During a revival of liberalism within Latin America in the late 19th century, liberal leaders yearned to replicate European customs (Wood, 131) while also establishing their place in the global trade market. Looking to modernize, many different nations implemented railroad construction, as it symbolized progress and industrialization (Burns, 134). In this picture titled, “Children on Railroad Tracks,” from the Tulane University Digital Library, said to be taken in 1850-1900, we see two children in Ajusco of Mexico City, Mexico, walking along railroad tracks. Liberals encouraged the utilization of vast landscape to grow their exports, either “temperate agricultural commodities,” “tropical agricultural commodities,” and “mineral products,” to trade to Europe and the U.S. This new form of transport made these vast untouched lands accessible to liberals and companies to use them to grow agricultural goods. Because of this rapid expansion, railroads facilitated the transport of these goods over long distances. They also carried workers to their job sites. Railroads, that ranged over thousands of miles throughout Latin America, (Dimas, 100) are a physical manifestation of the efforts made by liberals to not only open Latin America to the global stage, but to conform to the standards imposed by the Global north.
Through free trade and establishing an export-oriented economy, liberals brought conditions to the masses in which the economy could support population growths. In the same country in which the picture was taken, Mexico’s “population increased from 9.4 million in 1877 to 15.2 million in 1910,” because of the export boom and exponential growth of capital (Furtado, 267-269). The population growth is represented by the two children pictured. Although liberals attempted to push Eurocentric standards onto the rural masses, famously advocated by Domingo Faustino Sarmiento of Argentina in his “Civilization versus Barbarism,” we see here in this picture the lack of shoes on the children. Sarmiento encourages the masses to take on European attire, as the culture of the countryside is “barbarous” (Sarmiento, 139). Although they pushed this rhetoric of economic and cultural “progress,” the realities of the impoverished masses were commonly dismissed because these large regions physically separated the rural masses from the state (Dawson, 100). Because these new forms of large-scale production over on privatized land demanded mass labor, the peasantry was transformed into a unique working class.

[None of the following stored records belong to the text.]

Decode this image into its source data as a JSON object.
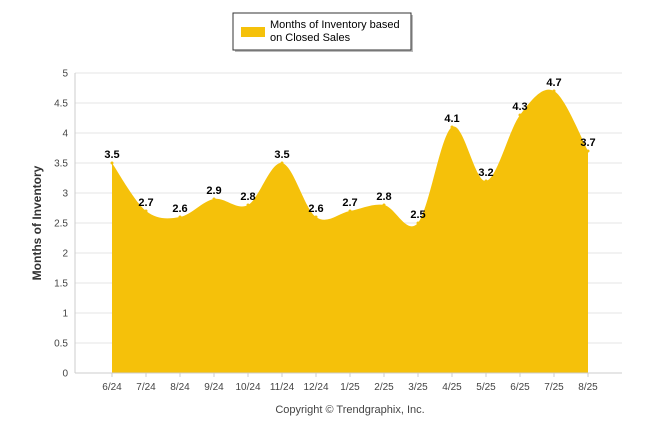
{
  "legend": {
    "line1": "Months of Inventory based",
    "line2": "on Closed Sales"
  },
  "footer": {
    "copyright": "Copyright © Trendgraphix, Inc."
  },
  "chart_data": {
    "type": "area",
    "title": "",
    "xlabel": "",
    "ylabel": "Months of Inventory",
    "categories": [
      "6/24",
      "7/24",
      "8/24",
      "9/24",
      "10/24",
      "11/24",
      "12/24",
      "1/25",
      "2/25",
      "3/25",
      "4/25",
      "5/25",
      "6/25",
      "7/25",
      "8/25"
    ],
    "series": [
      {
        "name": "Months of Inventory based on Closed Sales",
        "values": [
          3.5,
          2.7,
          2.6,
          2.9,
          2.8,
          3.5,
          2.6,
          2.7,
          2.8,
          2.5,
          4.1,
          3.2,
          4.3,
          4.7,
          3.7
        ],
        "labels": [
          "3.5",
          "2.7",
          "2.6",
          "2.9",
          "2.8",
          "3.5",
          "2.6",
          "2.7",
          "2.8",
          "2.5",
          "4.1",
          "3.2",
          "4.3",
          "4.7",
          "3.7"
        ],
        "color": "#F5C10A"
      }
    ],
    "ylim": [
      0,
      5
    ],
    "yticks": [
      "0",
      "0.5",
      "1",
      "1.5",
      "2",
      "2.5",
      "3",
      "3.5",
      "4",
      "4.5",
      "5"
    ],
    "grid": true,
    "legend_position": "top-center",
    "colors": {
      "fill": "#F5C10A",
      "grid": "#E6E6E6",
      "axis": "#CCCCCC"
    }
  }
}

Agricultural workers who worked for wages faced exploitative conditions and increasing inequality against landowners. There were massive economic and cultural transformations, at the expense of the rural masses and their children.
Works Cited:
Dawson, Alexander. Latin America since Independence: A History with Primary Sources. 3rd ed. New York: Routledge, 2022.
Wood, James A. and Anna Rose Alexander, editors. Problems in Modern Latin American History: Sources and Interpretations. 5th ed. Lanham: Rowman & Littlefield, 2019.